São dois os tratados acerca do governo civil, da autoria de John Locke. O primeiro consiste numa refutação da tese aventada por Robert Filmer, no livro “Patriarca” (1680), segundo a qual a origem do poder dos reis provém da circunstância de que correspondem à descendência de Adão.
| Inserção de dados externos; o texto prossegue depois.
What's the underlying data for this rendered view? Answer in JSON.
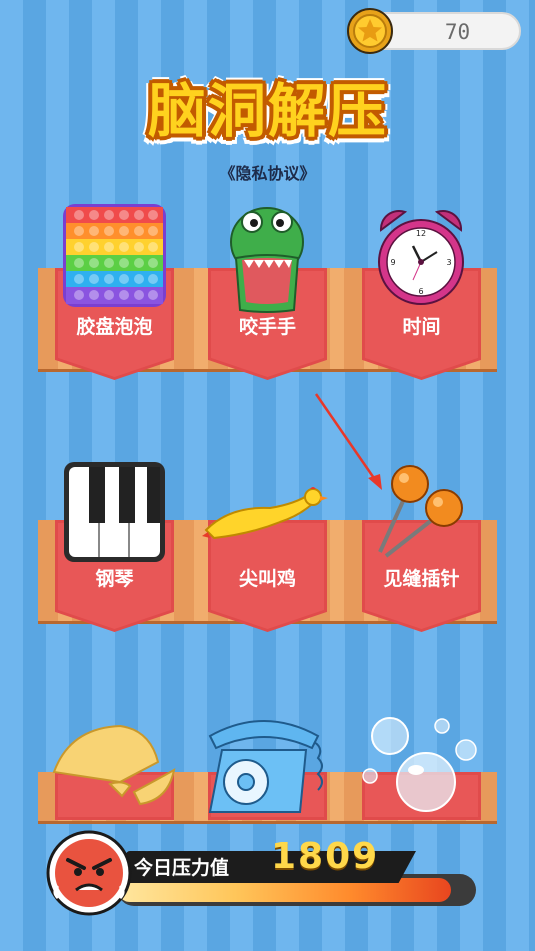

O segundo desenvolve a doutrina daquilo que seria a autêntica origem do poder, isto é, o governo representativo. Tornou-se, portanto, o marco inicial de fundação da doutrina liberal. No “Segundo Tratado”, Locke apresentou uma formulação teórica acerca do seu surgimento que, por si só, já fixa o rumo da solução do problema que a todos preocupava (a questão das atribuições).

Como se sabe, Hobbes havia posto em circulação a ideia de que, antes de organizar-se em sociedade, os homens viveriam no chamado “estado de natureza”, em guerra uns com os outros, acabando por impor-se a autoridade governamental. Locke aceitou a ideia de “estado de natureza”, mas apresentou-a de forma muito diferente, consoante se pode ver da citação a seguir: “O fim capital e principal em vista do qual os homens se associam nas repúblicas, e se submetem aos governos é a conservação de sua propriedade” (parágrafo 124).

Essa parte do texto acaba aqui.